He’s there, he’s here, he’s everywhere. He is upside down on my couch, he is constantly kicking the band on his chair, he never. stops. moving. I was told time and time again that with the diagnosis of ASD, normally a diagnosis of ADHD is often assumed. It was with this understanding that we entered the public school system. However, it was this knowledge that even the most educated in the district over looks. It is common, but not, mandatory, that these two diagnosis’s be assumed as a pair. Often is the case that is hard to tell where the ASD stops and the ADHD begins. Which I have been told is why the diagnosis is assumed and normally not diagnosised dually. Why?

It is basically a double dx. If your child had ASD, it is assumed under the DSM that ADHD is also present. However, I ran into a huge problem in our educational system. Due to the fact ADHD was not literally on his iep paperwork, they would not treat my son as such. So instead they deemed him as having behavioral problems not associated with ASD. Back to the doctor we went and out we came with a diagnosis of ADHD.
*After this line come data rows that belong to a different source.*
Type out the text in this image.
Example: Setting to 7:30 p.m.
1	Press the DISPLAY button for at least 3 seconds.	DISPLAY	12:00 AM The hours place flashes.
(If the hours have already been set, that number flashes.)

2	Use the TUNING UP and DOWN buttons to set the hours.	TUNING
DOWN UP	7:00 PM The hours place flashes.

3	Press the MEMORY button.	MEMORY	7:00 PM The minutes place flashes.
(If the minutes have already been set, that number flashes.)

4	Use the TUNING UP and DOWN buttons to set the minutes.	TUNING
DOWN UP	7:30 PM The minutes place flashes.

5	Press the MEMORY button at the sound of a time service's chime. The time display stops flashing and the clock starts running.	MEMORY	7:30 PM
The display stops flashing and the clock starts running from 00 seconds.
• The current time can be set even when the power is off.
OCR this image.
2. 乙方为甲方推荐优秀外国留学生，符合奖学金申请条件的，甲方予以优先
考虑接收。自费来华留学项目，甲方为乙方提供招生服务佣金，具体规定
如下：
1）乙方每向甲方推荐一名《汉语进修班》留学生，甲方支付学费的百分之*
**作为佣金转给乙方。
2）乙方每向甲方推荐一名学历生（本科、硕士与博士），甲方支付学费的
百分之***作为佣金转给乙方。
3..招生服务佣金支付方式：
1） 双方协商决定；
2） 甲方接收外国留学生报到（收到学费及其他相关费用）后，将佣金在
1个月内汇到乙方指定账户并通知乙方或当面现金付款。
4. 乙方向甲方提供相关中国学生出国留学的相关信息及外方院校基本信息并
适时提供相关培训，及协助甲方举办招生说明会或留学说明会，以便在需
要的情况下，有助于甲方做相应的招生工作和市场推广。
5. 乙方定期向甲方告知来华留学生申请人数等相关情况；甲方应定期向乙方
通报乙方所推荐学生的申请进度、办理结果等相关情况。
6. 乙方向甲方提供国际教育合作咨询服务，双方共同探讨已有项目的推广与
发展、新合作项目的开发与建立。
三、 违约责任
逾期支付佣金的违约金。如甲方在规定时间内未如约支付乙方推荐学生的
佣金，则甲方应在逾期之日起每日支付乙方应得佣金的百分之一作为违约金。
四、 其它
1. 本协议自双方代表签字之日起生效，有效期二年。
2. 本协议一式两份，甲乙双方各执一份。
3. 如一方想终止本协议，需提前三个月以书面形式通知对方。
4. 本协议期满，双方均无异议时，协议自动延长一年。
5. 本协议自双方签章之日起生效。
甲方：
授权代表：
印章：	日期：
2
It amazes me what has to be done to get the simple and average care for my child in school. When we turned in the letter from the doctor with his additional diagnosis, the school highly disagreed. They told us his teacher claims he is a model student and assists the other children when needed. There is no doubt in my mind he would. He is repeating kinder, he knows the route now and what to expect and knows what is expect of him. The bigger issue will come next year when he advances to first grade. Everything will be new, possibly including a new school, new state, new continent. What does surprise me is his physical behavior.

At home he is a enigerzeer bunny; no batteries needed. Why the rouse at school? People think I’m crazy, or that I have Munchausen Syndrome by Proxy. But one day I saw something that made perfect sense and eased my worries about other peoples thoughts towards my kid.


After doing a little more research on the links between ASD and ADHD, I also learned there is more than just one type of ADHD that covers everyone. Learning more about different types and different reactions to ADHD has helped me better understand my son and ways to help him. I encourage you to do the same. It doesn’t matter the diagnosis, but educating yourself more will make you and your family feel more comfortable with any diagnosis.